Il pubblico è testimone quindi e, per essere testimoni, è necessario rendersi consapevoli, come scriveva Ubersfeld, della dinamica di “denegazione”. Senza rinnegare la realtà che avviene sul palco, il pubblico deve accettarla come altra, accogliendone la profonda veridicità e la responsabilità etica ad essa connessa: lo spettatore deve poter andare fino in fondo, non essere mai estraneo, nonostante il gioco finzionale e la distanza rispetto a ciò che vede sul palco.
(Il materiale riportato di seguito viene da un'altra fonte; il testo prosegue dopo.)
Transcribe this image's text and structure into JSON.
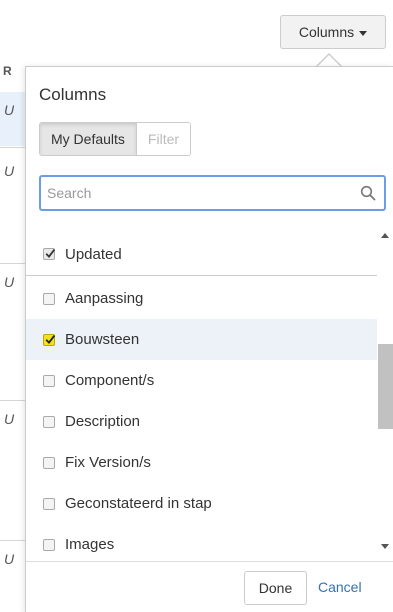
{
  "background": {
    "header_cell": "R",
    "row_cells": [
      "U",
      "U",
      "U",
      "U",
      "U"
    ]
  },
  "toolbar": {
    "columns_label": "Columns",
    "caret_icon": "chevron-down-icon"
  },
  "popup": {
    "title": "Columns",
    "tabs": [
      {
        "label": "My Defaults",
        "active": true
      },
      {
        "label": "Filter",
        "active": false
      }
    ],
    "search": {
      "placeholder": "Search",
      "value": "",
      "icon": "search-icon"
    },
    "pinned_item": {
      "label": "Updated",
      "checked": true
    },
    "items": [
      {
        "label": "Aanpassing",
        "checked": false,
        "highlighted": false
      },
      {
        "label": "Bouwsteen",
        "checked": true,
        "highlighted": true
      },
      {
        "label": "Component/s",
        "checked": false,
        "highlighted": false
      },
      {
        "label": "Description",
        "checked": false,
        "highlighted": false
      },
      {
        "label": "Fix Version/s",
        "checked": false,
        "highlighted": false
      },
      {
        "label": "Geconstateerd in stap",
        "checked": false,
        "highlighted": false
      },
      {
        "label": "Images",
        "checked": false,
        "highlighted": false
      }
    ],
    "footer": {
      "done_label": "Done",
      "cancel_label": "Cancel"
    }
  },
  "colors": {
    "accent_link": "#3572b0",
    "focus_border": "#6c9ee8",
    "highlight_row": "#edf2f9",
    "checkbox_highlight": "#f3e21b"
  }
}
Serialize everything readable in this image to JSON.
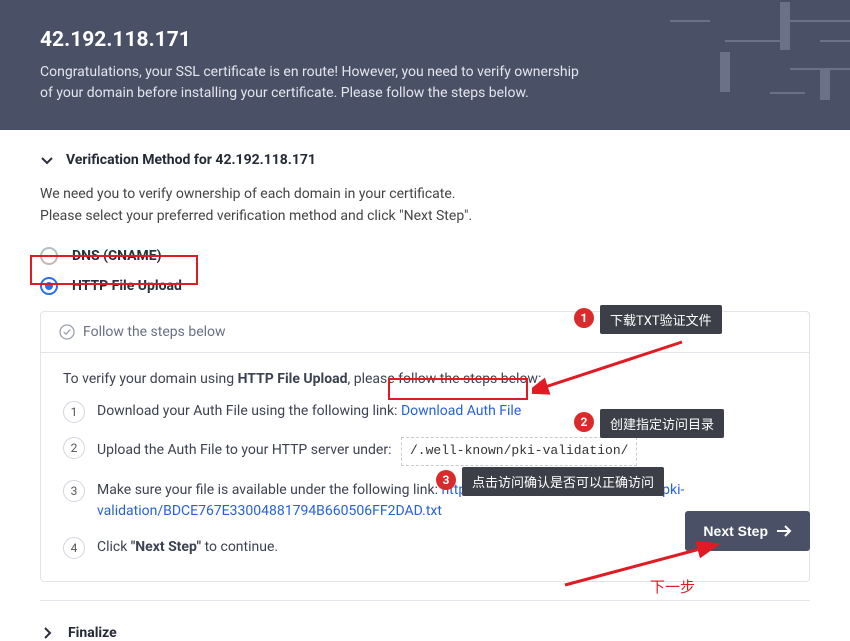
{
  "header": {
    "ip": "42.192.118.171",
    "line1": "Congratulations, your SSL certificate is en route! However, you need to verify ownership",
    "line2": "of your domain before installing your certificate. Please follow the steps below."
  },
  "section": {
    "title": "Verification Method for 42.192.118.171",
    "intro1": "We need you to verify ownership of each domain in your certificate.",
    "intro2": "Please select your preferred verification method and click \"Next Step\"."
  },
  "methods": {
    "dns": "DNS (CNAME)",
    "http": "HTTP File Upload"
  },
  "panel": {
    "head": "Follow the steps below",
    "lead_pre": "To verify your domain using ",
    "lead_bold": "HTTP File Upload",
    "lead_post": ", please follow the steps below:",
    "step1_pre": "Download your Auth File using the following link: ",
    "step1_link": "Download Auth File",
    "step2_pre": "Upload the Auth File to your HTTP server under:",
    "step2_path": "/.well-known/pki-validation/",
    "step3_pre": "Make sure your file is available under the following link: ",
    "step3_link": "http://42.192.118.171/.well-known/pki-validation/BDCE767E33004881794B660506FF2DAD.txt",
    "step4_pre": "Click ",
    "step4_bold": "\"Next Step\"",
    "step4_post": " to continue."
  },
  "buttons": {
    "next": "Next Step"
  },
  "finalize": {
    "label": "Finalize"
  },
  "annotations": {
    "a1": "下载TXT验证文件",
    "a2": "创建指定访问目录",
    "a3": "点击访问确认是否可以正确访问",
    "next_cn": "下一步"
  }
}
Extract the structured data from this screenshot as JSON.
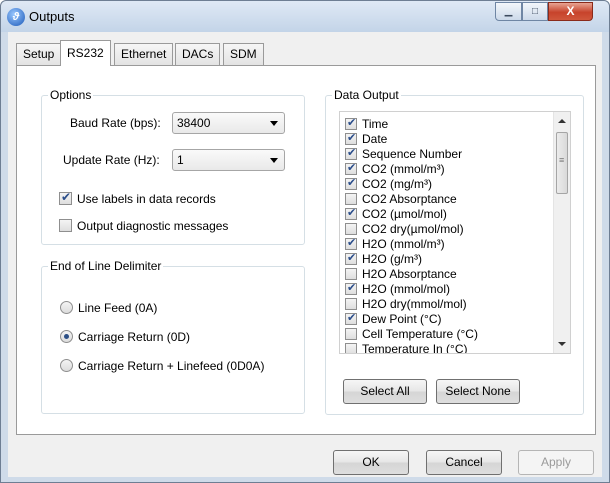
{
  "window": {
    "title": "Outputs",
    "icon": "app-logo-icon",
    "controls": {
      "minimize": "▁",
      "maximize": "□",
      "close": "X"
    }
  },
  "tabs": [
    {
      "label": "Setup",
      "active": false
    },
    {
      "label": "RS232",
      "active": true
    },
    {
      "label": "Ethernet",
      "active": false
    },
    {
      "label": "DACs",
      "active": false
    },
    {
      "label": "SDM",
      "active": false
    }
  ],
  "options": {
    "title": "Options",
    "baud_label": "Baud Rate (bps):",
    "baud_value": "38400",
    "update_label": "Update Rate (Hz):",
    "update_value": "1",
    "use_labels": {
      "label": "Use labels in data records",
      "checked": true
    },
    "diagnostics": {
      "label": "Output diagnostic messages",
      "checked": false
    }
  },
  "eol": {
    "title": "End of Line Delimiter",
    "options": [
      {
        "label": "Line Feed (0A)",
        "selected": false
      },
      {
        "label": "Carriage Return (0D)",
        "selected": true
      },
      {
        "label": "Carriage Return + Linefeed (0D0A)",
        "selected": false
      }
    ]
  },
  "data_output": {
    "title": "Data Output",
    "items": [
      {
        "label": "Time",
        "checked": true
      },
      {
        "label": "Date",
        "checked": true
      },
      {
        "label": "Sequence Number",
        "checked": true
      },
      {
        "label": "CO2 (mmol/m³)",
        "checked": true
      },
      {
        "label": "CO2 (mg/m³)",
        "checked": true
      },
      {
        "label": "CO2 Absorptance",
        "checked": false
      },
      {
        "label": "CO2 (µmol/mol)",
        "checked": true
      },
      {
        "label": "CO2 dry(µmol/mol)",
        "checked": false
      },
      {
        "label": "H2O (mmol/m³)",
        "checked": true
      },
      {
        "label": "H2O (g/m³)",
        "checked": true
      },
      {
        "label": "H2O Absorptance",
        "checked": false
      },
      {
        "label": "H2O (mmol/mol)",
        "checked": true
      },
      {
        "label": "H2O dry(mmol/mol)",
        "checked": false
      },
      {
        "label": "Dew Point (°C)",
        "checked": true
      },
      {
        "label": "Cell Temperature (°C)",
        "checked": false
      },
      {
        "label": "Temperature In (°C)",
        "checked": false
      }
    ],
    "select_all": "Select All",
    "select_none": "Select None"
  },
  "footer": {
    "ok": "OK",
    "cancel": "Cancel",
    "apply": "Apply"
  }
}
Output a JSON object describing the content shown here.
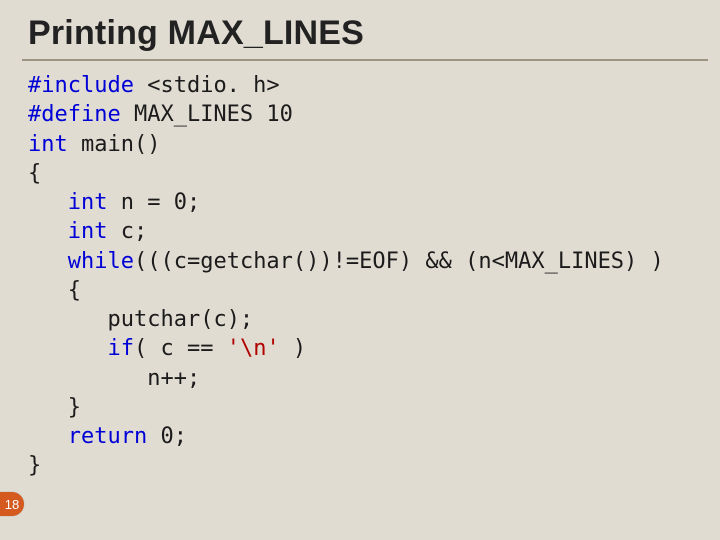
{
  "slide": {
    "title": "Printing MAX_LINES",
    "page_number": "18",
    "code_lines": [
      {
        "indent": 0,
        "segs": [
          [
            "dir",
            "#include"
          ],
          [
            "",
            " <stdio. h>"
          ]
        ]
      },
      {
        "indent": 0,
        "segs": [
          [
            "dir",
            "#define"
          ],
          [
            "",
            " MAX_LINES 10"
          ]
        ]
      },
      {
        "indent": 0,
        "segs": [
          [
            "kw",
            "int"
          ],
          [
            "",
            " main()"
          ]
        ]
      },
      {
        "indent": 0,
        "segs": [
          [
            "",
            "{"
          ]
        ]
      },
      {
        "indent": 1,
        "segs": [
          [
            "kw",
            "int"
          ],
          [
            "",
            " n = 0;"
          ]
        ]
      },
      {
        "indent": 1,
        "segs": [
          [
            "kw",
            "int"
          ],
          [
            "",
            " c;"
          ]
        ]
      },
      {
        "indent": 1,
        "segs": [
          [
            "kw",
            "while"
          ],
          [
            "",
            "(((c=getchar())!=EOF) && (n<MAX_LINES) )"
          ]
        ]
      },
      {
        "indent": 1,
        "segs": [
          [
            "",
            "{"
          ]
        ]
      },
      {
        "indent": 2,
        "segs": [
          [
            "",
            "putchar(c);"
          ]
        ]
      },
      {
        "indent": 2,
        "segs": [
          [
            "kw",
            "if"
          ],
          [
            "",
            "( c == "
          ],
          [
            "str",
            "'\\n'"
          ],
          [
            "",
            " )"
          ]
        ]
      },
      {
        "indent": 3,
        "segs": [
          [
            "",
            "n++;"
          ]
        ]
      },
      {
        "indent": 1,
        "segs": [
          [
            "",
            "}"
          ]
        ]
      },
      {
        "indent": 1,
        "segs": [
          [
            "kw",
            "return"
          ],
          [
            "",
            " 0;"
          ]
        ]
      },
      {
        "indent": 0,
        "segs": [
          [
            "",
            "}"
          ]
        ]
      }
    ]
  }
}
Come per l’oscuro spettacolo Il mio amico Frankie di Occhisulmondo, Fontemaggiore e Teatro del Buratto, che, attraverso un’estetica da primo cinema muto, grazie anche a quello schermo velato, filtro della visione e concreta parete da superare, racconta una storia – su fondo nero – in cui il pubblico non può far altro che immergersi, ma prendendo una posizione. Non si esce dallo spettacolo senza un’opinione. Il racconto senza parole di un figlio, marionetta creata da Mariella Carbone, abbandonato sempre più a se stesso a causa degli impegni dei genitori, è tutto contemporaneo. Le movenze ripetute, alienanti, da pupazzo di legno appartengono però più ai vivi che alla marionetta stessa. Sarà un disegno a riconsegnare al figlio la possibilità di sognare un mondo altro, reso vivo da un essere immaginato e immaginario, quel mostruoso Frankie alla Mary Shelley che si rivela l’unica opportunità di fuga da una realtà buia, ripetitiva e claustrofobica. Un finale aperto, il ritrovarsi della famiglia oltre la cortina del velo, al confine con la platea, che lascia spazio a interpretazioni anche opposte, nasconde in sé la responsabilità dello spettatore.
Il teatro, con il mistero e il celato che gli concedono vita e sostanza, può risalire al suo essere evento in dialogo con la natura umana più profonda proprio grazie all’unione di differenti linguaggi. Non un’unione sintetica o pacificata, ma, seguendo Artaud nel suo Sul teatro libanese, una sorta di fusione che metta l’accento sull’interferenza tra segni significativi ed espressivi diversi. Che si tratti di fumetti, tecnologie all’avanguardia, immaginario cinematografico, nella programmazione della XXIX edizione di Segnali gli spettacoli che uniscono forme espressive diverse in scena lo fanno per metterle in contrasto con il dispositivo teatrale, giocando sull’interferenza e non sulla sintesi di linguaggi, rimarcandone la mancanza di identità.